The full stack trace of these intermediate calls is as follows:
"/Users/prathamesh/.rbenv/versions/2.6.3/lib/ruby/gems/2.6.0/gems/activerecord-5.2.3/lib/active_record/scoping/default.rb:34:in `unscoped'",
"/Users/prathamesh/.rbenv/versions/2.6.3/lib/ruby/gems/2.6.0/gems/activerecord-5.2.3/lib/active_record/associations/association_scope.rb:24:in `scope'",
"/Users/prathamesh/.rbenv/versions/2.6.3/lib/ruby/gems/2.6.0/gems/activerecord-5.2.3/lib/active_record/associations/association_scope.rb:7:in `scope'",
"/Users/prathamesh/.rbenv/versions/2.6.3/lib/ruby/gems/2.6.0/gems/activerecord-5.2.3/lib/active_record/associations/association.rb:90:in `association_scope'",
"/Users/prathamesh/.rbenv/versions/2.6.3/lib/ruby/gems/2.6.0/gems/activerecord-5.2.3/lib/active_record/associations/association.rb:79:in `scope'",
"/Users/prathamesh/.rbenv/versions/2.6.3/lib/ruby/gems/2.6.0/gems/activerecord-5.2.3/lib/active_record/associations/collection_association.rb:287:in `scope'",
"/Users/prathamesh/.rbenv/versions/2.6.3/lib/ruby/gems/2.6.0/gems/activerecord-5.2.3/lib/active_record/associations/collection_proxy.rb:932:in `scope'",
"/Users/prathamesh/.rbenv/versions/2.6.3/lib/ruby/gems/2.6.0/gems/activerecord-5.2.3/lib/active_record/associations/collection_proxy.rb:1104:in `scoping'",
"/Users/prathamesh/.rbenv/versions/2.6.3/lib/ruby/gems/2.6.0/gems/activerecord-5.2.3/lib/active_record/relation/delegation.rb:114:in `method_missing'",
"/Users/prathamesh/.rbenv/versions/2.6.3/lib/ruby/gems/2.6.0/gems/activerecord-5.2.3/lib/active_record/scoping/default.rb:34:in `unscoped'",
"/Users/prathamesh/.rbenv/versions/2.6.3/lib/ruby/gems/2.6.0/gems/activerecord-5.2.3/lib/active_record/relation/delegation.rb:114:in `public_send'",
"/Users/prathamesh/.rbenv/versions/2.6.3/lib/ruby/gems/2.6.0/gems/activerecord-5.2.3/lib/active_record/relation/delegation.rb:114:in `block in method_missing'",
"/Users/prathamesh/.rbenv/versions/2.6.3/lib/ruby/gems/2.6.0/gems/activerecord-5.2.3/lib/active_record/relation.rb:281:in `scoping'",
"/Users/prathamesh/.rbenv/versions/2.6.3/lib/ruby/gems/2.6.0/gems/activerecord-5.2.3/lib/active_record/associations/collection_proxy.rb:1104:in `scoping'",
"/Users/prathamesh/.rbenv/versions/2.6.3/lib/ruby/gems/2.6.0/gems/activerecord-5.2.3/lib/active_record/relation/delegation.rb:114:in `method_missing'",
When we are calling unscoped
on an association, it is actually getting translated to calling unscoped
on the model itself. So author.articles.unscoped
gets translated to Article.unscoped
. That's why we get all the articles without the author constraint back.

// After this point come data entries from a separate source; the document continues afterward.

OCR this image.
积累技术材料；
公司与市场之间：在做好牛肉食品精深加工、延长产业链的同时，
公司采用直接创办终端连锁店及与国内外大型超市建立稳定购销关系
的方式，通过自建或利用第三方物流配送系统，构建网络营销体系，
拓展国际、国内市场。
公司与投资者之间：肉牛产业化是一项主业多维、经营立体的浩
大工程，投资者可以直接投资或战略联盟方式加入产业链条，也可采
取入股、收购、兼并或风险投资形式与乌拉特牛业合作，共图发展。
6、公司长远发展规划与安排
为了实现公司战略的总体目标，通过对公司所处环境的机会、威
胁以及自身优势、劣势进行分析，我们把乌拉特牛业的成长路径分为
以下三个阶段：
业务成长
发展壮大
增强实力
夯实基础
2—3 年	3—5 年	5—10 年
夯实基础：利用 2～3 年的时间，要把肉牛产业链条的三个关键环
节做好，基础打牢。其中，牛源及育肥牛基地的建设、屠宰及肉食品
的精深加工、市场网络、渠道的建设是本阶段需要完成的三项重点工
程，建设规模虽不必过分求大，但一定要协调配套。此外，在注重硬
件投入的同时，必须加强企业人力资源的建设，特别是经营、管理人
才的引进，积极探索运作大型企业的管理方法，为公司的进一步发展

This behavior stumped me as I was expecting it to "just work" on associations as well.
If we want to unscoped
articles of an author, we need to fetch them via articles, not via author.
Article.unscoped.where(author: author)
# SELECT "articles".* FROM "articles" WHERE "articles"."author_id" = ?
We can also use block form of this method. All queries inside the block will not use the previously set scopes on the model on which unscoped
is called.
Article.unscoped { author.articles }
So next time you are using unscoped
in your code, make sure you are not calling accidentally on an association.
Pro Tip(s)
Ruby has a secret weapon to debug any program. It is a method named method
. You can call it on any object and pass the method name to get the method object. Once the method object is caught, we can ask its source location.
Ruby provides a method caller
which returns the stack trace when we use it in console with binding.pry
.
I used these two tricks to debug the code in this blog post.